Speaking in an interview with podcast host Andrew Napolitano, Macgregor dismissed suggestions that Russia was responsible for the explosions that sprung leaks in the Nord Stream conduits, which carry natural gas across the Baltic Sea to Germany. “The Russians did not do this,” he said, noting that Russia’s economy is heavily dependent on energy exports. “The notion that they did, I think, is absurd.”

Macgregor, a special advisor to the secretary of defense under then-President Donald Trump, pointed out that explosives equivalent to thousands of pounds of TNT had to have been used to breach the pipelines. “You have several inches of concrete around various metal alloys to move the natural gas, so it’s not something that you could simply drop a grenade down at the end of a fish line and disrupt.”

Considering the level of sophistication required to pull off such an attack, Macgregor said, “You have to look at who are the state actors that have the capability to do this, and that means the Royal Navy, the United States Navy, special operations.” He noted that former Polish foreign minister Radoslaw Sikorski reacted to the Nord Stream attacks by saying, “Thank you, USA.”

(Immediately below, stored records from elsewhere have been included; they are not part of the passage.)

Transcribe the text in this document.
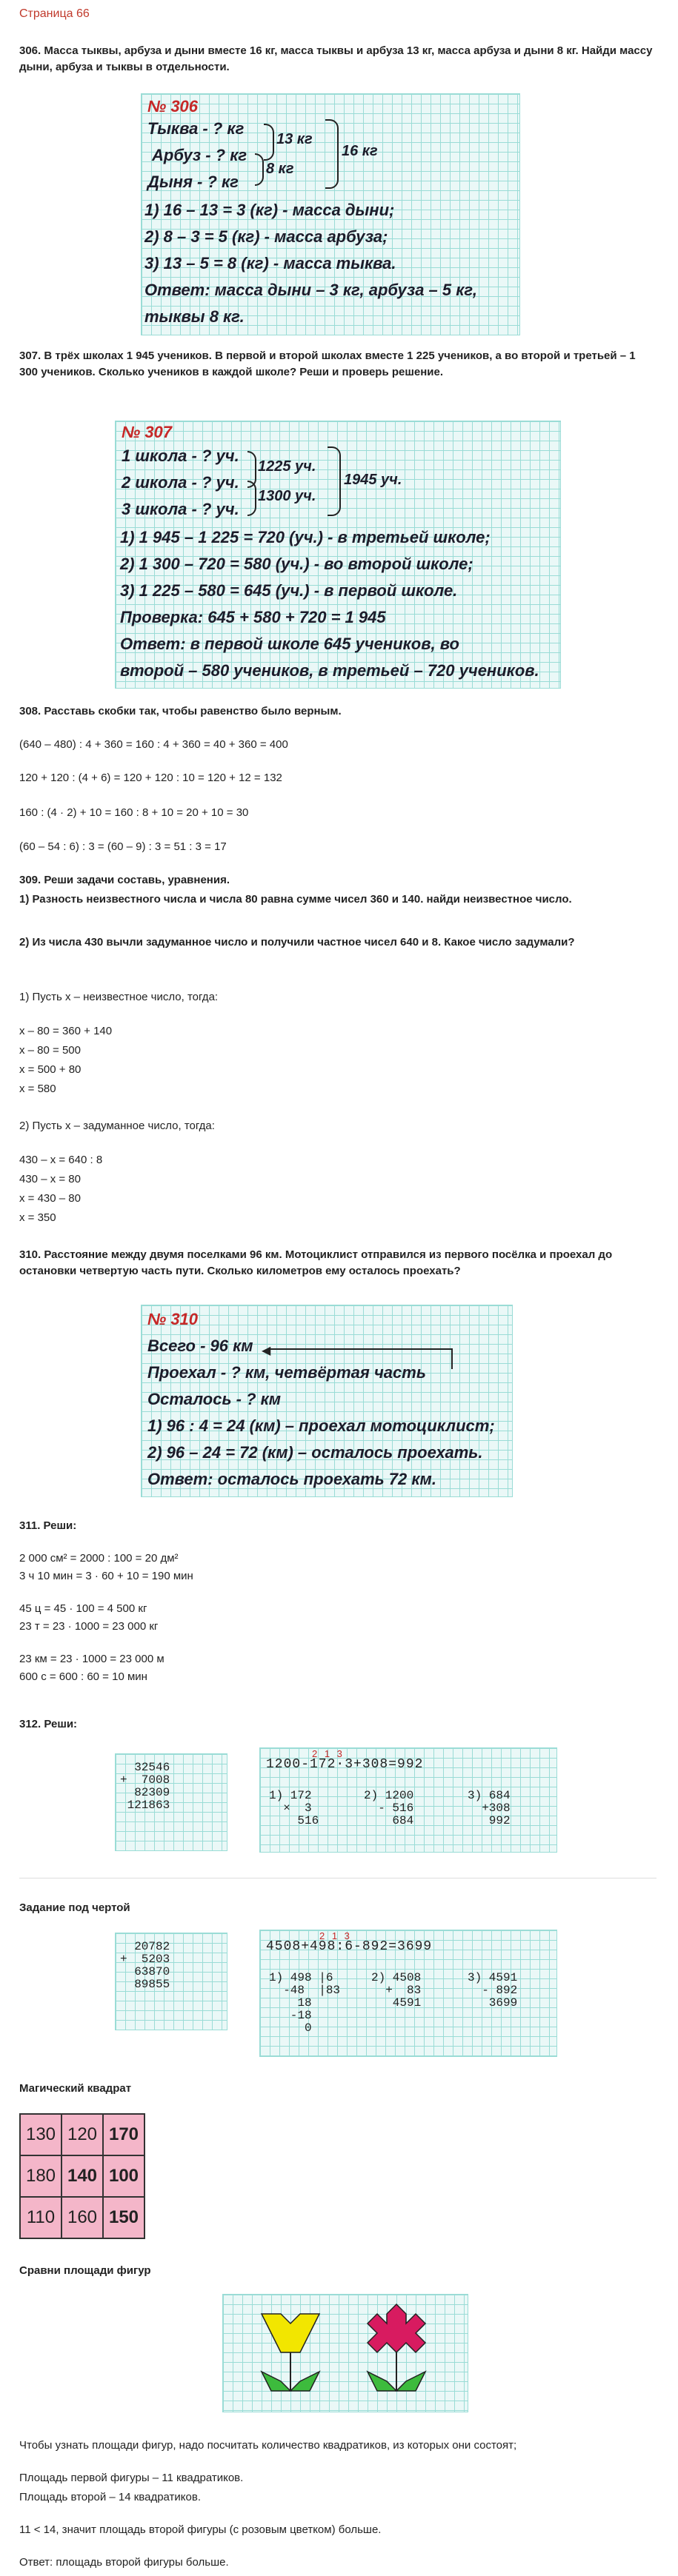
Страница 66
306. Масса тыквы, арбуза и дыни вместе 16 кг, масса тыквы и арбуза 13 кг, масса арбуза и дыни 8 кг. Найди массу дыни, арбуза и тыквы в отдельности.
№ 306
Тыква - ? кг
Арбуз - ? кг
Дыня - ? кг
13 кг
8 кг
16 кг
1) 16 – 13 = 3 (кг) - масса дыни;
2) 8 – 3 = 5 (кг) - масса арбуза;
3) 13 – 5 = 8 (кг) - масса тыква.
Ответ: масса дыни – 3 кг, арбуза – 5 кг,
тыквы 8 кг.
307. В трёх школах 1 945 учеников. В первой и второй школах вместе 1 225 учеников, а во второй и третьей – 1 300 учеников. Сколько учеников в каждой школе? Реши и проверь решение.
№ 307
1 школа - ? уч.
2 школа - ? уч.
3 школа - ? уч.
1225 уч.
1300 уч.
1945 уч.
1) 1 945 – 1 225 = 720 (уч.) - в третьей школе;
2) 1 300 – 720 = 580 (уч.) - во второй школе;
3) 1 225 – 580 = 645 (уч.) - в первой школе.
Проверка: 645 + 580 + 720 = 1 945
Ответ: в первой школе 645 учеников, во
второй – 580 учеников, в третьей – 720 учеников.
308. Расставь скобки так, чтобы равенство было верным.
(640 – 480) : 4 + 360 = 160 : 4 + 360 = 40 + 360 = 400
120 + 120 : (4 + 6) = 120 + 120 : 10 = 120 + 12 = 132
160 : (4 · 2) + 10 = 160 : 8 + 10 = 20 + 10 = 30
(60 – 54 : 6) : 3 = (60 – 9) : 3 = 51 : 3 = 17
309. Реши задачи составь, уравнения.
1) Разность неизвестного числа и числа 80 равна сумме чисел 360 и 140. найди неизвестное число.
2) Из числа 430 вычли задуманное число и получили частное чисел 640 и 8. Какое число задумали?
1) Пусть х – неизвестное число, тогда:
х – 80 = 360 + 140
х – 80 = 500
х = 500 + 80
х = 580
2) Пусть х – задуманное число, тогда:
430 – х = 640 : 8
430 – х = 80
х = 430 – 80
х = 350
310. Расстояние между двумя поселками 96 км. Мотоциклист отправился из первого посёлка и проехал до остановки четвертую часть пути. Сколько километров ему осталось проехать?
№ 310
Всего - 96 км ◀
Проехал - ? км, четвёртая часть
Осталось - ? км
1) 96 : 4 = 24 (км) – проехал мотоциклист;
2) 96 – 24 = 72 (км) – осталось проехать.
Ответ: осталось проехать 72 км.
311. Реши:
2 000 см² = 2000 : 100 = 20 дм²
3 ч 10 мин = 3 · 60 + 10 = 190 мин
45 ц = 45 · 100 = 4 500 кг
23 т = 23 · 1000 = 23 000 кг
23 км = 23 · 1000 = 23 000 м
600 с = 600 : 60 = 10 мин
312. Реши:
32546
+  7008
82309
121863
2 1 3
1200-172·3+308=992
1) 172
×  3
516
2) 1200
- 516
684
3) 684
+308
992
Задание под чертой
20782
+  5203
63870
89855
2 1 3
4508+498:6-892=3699
1) 498 |6
-48  |83
18
-18
0
2) 4508
+  83
4591
3) 4591
- 892
3699
Магический квадрат
130	120	170
180	140	100
110	160	150
Сравни площади фигур
Чтобы узнать площади фигур, надо посчитать количество квадратиков, из которых они состоят;
Площадь первой фигуры – 11 квадратиков.
Площадь второй – 14 квадратиков.
11 < 14, значит площадь второй фигуры (с розовым цветком) больше.
Ответ: площадь второй фигуры больше.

The pipeline blasts came at a time when German leaders were “beginning to give the impression that they were no longer going to go along with this proxy war in Ukraine,” Macgregor said. He added, “It’s very clear that we have foreclosed Berlin’s options. Berlin was drifting away from this alliance. [Chancellor] Olaf Scholz said ‘I’m not sending any more equipment. I won’t send any tanks.’”

Now he’s in a bind because the United States has simply robbed him of the option of bailing out. Who’s going to supply him gas and oil and coal and everything else if he bails out? Where does he turn now?

However, Macgregor said that such a strategy could backfire as the consequences of the Ukraine crisis cause more suffering among the German people. Just as Italians voted their leaders out, Scholz’s ruling party may fall, he added. “I think we’re on the very slippery, dangerous path that we never wanted to be on, which is the path to the end of NATO.”